U.S. Senator Kevin Cramer (R-ND), a Senate Banking Committee member, issued the following statement after the Federal Reserve Board announced it is expanding the scope and eligibility of the Main Street Lending Program:
“I am encouraged by my first review of the Main Street Lending Program’s expansion. It is another arrow in the quiver, encompassing a larger pool of borrowers, such as North Dakota’s oil and gas industry. With the decrease in demand and oversupply due to the global oil price war creating a valley for these highly leveraged companies, this expansion will help them bridge the gap as we look to reopen America. I thank Chairman Powell, as well as President Trump and his Administration leaders like Secretary Mnuchin and Secretary Brouillette, for listening to our concerns.”

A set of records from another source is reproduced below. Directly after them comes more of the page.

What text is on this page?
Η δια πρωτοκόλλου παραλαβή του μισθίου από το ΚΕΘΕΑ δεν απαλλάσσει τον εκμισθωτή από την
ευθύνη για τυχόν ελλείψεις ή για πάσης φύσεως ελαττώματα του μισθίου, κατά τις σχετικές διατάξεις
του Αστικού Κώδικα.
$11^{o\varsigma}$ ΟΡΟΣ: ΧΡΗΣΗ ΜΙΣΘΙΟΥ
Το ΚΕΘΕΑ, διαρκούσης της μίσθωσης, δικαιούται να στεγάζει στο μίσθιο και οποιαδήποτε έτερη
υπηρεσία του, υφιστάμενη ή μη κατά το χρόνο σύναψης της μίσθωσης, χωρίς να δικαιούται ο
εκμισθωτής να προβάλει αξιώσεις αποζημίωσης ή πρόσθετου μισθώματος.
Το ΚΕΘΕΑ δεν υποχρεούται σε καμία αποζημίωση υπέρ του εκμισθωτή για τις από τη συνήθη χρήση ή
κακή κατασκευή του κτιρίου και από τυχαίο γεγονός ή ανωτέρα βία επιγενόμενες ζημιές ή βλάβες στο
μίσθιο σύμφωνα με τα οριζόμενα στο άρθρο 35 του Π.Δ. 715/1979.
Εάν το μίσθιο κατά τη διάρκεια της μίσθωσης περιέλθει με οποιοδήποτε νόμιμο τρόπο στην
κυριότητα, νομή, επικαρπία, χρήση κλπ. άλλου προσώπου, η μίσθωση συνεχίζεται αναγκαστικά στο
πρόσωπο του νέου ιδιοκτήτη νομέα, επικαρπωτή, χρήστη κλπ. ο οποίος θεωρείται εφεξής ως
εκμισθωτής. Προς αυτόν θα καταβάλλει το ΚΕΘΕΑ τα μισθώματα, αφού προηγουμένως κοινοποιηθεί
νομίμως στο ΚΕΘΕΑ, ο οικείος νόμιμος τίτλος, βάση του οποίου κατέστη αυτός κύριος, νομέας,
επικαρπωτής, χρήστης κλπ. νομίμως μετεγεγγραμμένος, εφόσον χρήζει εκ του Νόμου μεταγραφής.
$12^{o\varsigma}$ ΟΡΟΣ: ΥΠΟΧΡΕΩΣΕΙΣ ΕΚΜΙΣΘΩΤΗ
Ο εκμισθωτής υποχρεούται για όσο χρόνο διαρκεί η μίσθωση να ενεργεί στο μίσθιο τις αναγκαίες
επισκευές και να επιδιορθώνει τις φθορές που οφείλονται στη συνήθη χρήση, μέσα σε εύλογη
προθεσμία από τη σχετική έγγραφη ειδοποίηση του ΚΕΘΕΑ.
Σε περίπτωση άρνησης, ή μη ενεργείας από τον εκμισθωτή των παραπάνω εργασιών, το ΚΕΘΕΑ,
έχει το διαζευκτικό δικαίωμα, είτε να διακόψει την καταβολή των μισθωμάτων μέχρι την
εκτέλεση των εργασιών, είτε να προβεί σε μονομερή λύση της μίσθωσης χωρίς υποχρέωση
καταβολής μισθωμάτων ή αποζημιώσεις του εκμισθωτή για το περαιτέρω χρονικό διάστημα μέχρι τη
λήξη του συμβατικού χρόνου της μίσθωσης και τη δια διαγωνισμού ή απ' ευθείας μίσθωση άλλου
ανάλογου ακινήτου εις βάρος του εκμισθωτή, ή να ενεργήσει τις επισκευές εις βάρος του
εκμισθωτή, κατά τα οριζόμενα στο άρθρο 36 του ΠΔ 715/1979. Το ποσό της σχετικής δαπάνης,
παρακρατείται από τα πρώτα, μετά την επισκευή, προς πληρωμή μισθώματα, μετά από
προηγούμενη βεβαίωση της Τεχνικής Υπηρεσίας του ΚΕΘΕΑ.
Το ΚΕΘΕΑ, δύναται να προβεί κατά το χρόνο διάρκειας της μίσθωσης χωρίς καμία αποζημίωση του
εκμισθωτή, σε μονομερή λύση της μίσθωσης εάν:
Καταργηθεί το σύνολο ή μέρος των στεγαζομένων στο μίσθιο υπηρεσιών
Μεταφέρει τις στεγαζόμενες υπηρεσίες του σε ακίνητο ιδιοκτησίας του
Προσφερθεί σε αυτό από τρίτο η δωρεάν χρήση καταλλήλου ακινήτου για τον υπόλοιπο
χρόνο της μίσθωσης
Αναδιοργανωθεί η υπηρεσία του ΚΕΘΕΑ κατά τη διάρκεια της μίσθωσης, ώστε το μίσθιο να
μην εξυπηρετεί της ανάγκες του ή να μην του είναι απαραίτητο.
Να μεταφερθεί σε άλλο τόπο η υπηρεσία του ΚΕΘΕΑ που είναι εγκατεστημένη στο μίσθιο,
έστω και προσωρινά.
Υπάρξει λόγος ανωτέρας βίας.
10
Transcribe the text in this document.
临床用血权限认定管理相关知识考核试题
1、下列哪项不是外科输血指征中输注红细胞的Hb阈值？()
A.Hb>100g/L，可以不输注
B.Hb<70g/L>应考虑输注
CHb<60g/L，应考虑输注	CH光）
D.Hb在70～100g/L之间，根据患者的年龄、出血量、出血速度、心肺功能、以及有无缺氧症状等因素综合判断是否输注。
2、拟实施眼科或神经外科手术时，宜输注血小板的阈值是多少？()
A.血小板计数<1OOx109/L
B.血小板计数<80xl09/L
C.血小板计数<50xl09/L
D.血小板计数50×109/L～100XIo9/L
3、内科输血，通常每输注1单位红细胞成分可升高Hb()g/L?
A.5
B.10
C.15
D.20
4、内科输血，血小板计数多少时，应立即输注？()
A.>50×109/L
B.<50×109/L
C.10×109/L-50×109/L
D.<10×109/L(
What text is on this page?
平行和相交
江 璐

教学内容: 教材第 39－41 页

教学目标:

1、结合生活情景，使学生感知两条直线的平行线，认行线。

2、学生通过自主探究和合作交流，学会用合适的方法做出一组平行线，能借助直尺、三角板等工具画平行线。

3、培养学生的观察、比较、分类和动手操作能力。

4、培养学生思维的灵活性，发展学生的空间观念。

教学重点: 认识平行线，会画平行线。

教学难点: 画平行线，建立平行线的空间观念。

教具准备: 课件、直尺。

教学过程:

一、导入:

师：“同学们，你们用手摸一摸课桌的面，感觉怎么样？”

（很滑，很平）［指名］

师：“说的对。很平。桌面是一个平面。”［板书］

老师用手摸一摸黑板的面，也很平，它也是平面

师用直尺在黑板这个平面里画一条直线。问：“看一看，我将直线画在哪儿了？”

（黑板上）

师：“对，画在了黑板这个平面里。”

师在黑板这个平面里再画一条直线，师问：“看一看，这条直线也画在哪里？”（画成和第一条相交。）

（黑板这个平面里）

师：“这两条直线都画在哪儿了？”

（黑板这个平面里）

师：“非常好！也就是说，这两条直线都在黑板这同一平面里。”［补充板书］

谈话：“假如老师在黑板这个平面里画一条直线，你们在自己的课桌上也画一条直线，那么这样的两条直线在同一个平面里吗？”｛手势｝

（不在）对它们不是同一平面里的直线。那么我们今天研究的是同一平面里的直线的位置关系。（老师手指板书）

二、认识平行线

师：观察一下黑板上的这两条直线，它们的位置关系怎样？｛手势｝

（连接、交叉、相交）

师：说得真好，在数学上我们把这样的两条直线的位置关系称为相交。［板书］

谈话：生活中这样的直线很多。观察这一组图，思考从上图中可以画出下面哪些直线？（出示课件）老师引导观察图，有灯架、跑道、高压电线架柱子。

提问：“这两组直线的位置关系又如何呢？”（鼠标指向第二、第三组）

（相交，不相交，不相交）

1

According to the Federal Reserve, the changes to the Main Street Lending Program include:
- Creating a third loan option, with increased risk sharing by lenders for borrowers with greater leverage;
- Lowering the minimum loan size for certain loans to $500,000; and
- Expanding the pool of businesses eligible to borrow.
Additionally, businesses with up to 15,000 employees or up to $5 billion in annual revenue are now eligible, compared to the initial program terms, which were for companies with up to 10,000 employees and $2.5 billion in revenue. The term sheet for this program does not contain a credit rating requirement, and the business needs to only be established prior to March 13, 2020.
Senator Cramer led a group of his colleagues last week in writing a letter to the Federal Reserve, as well as the Trump Administration, urging them to make credit facilities accessible to energy producers.
“Our energy producers should not be unfairly excluded from credit due to an arbitrary date and their viability should be protected with enhanced support for their credit and access to capital,” the senators wrote. “Assisting these companies could be the difference between maintaining our domestic energy production and workforce or shedding more U.S. jobs and returning to dependence on foreign sources of oil.”
The reforms they are seeking include:
- Changing the date of the required credit rating to early March, and
- Changing the required number of credit ratings on the term sheets to one, and
- Providing additional flexibility on the credit score requirements.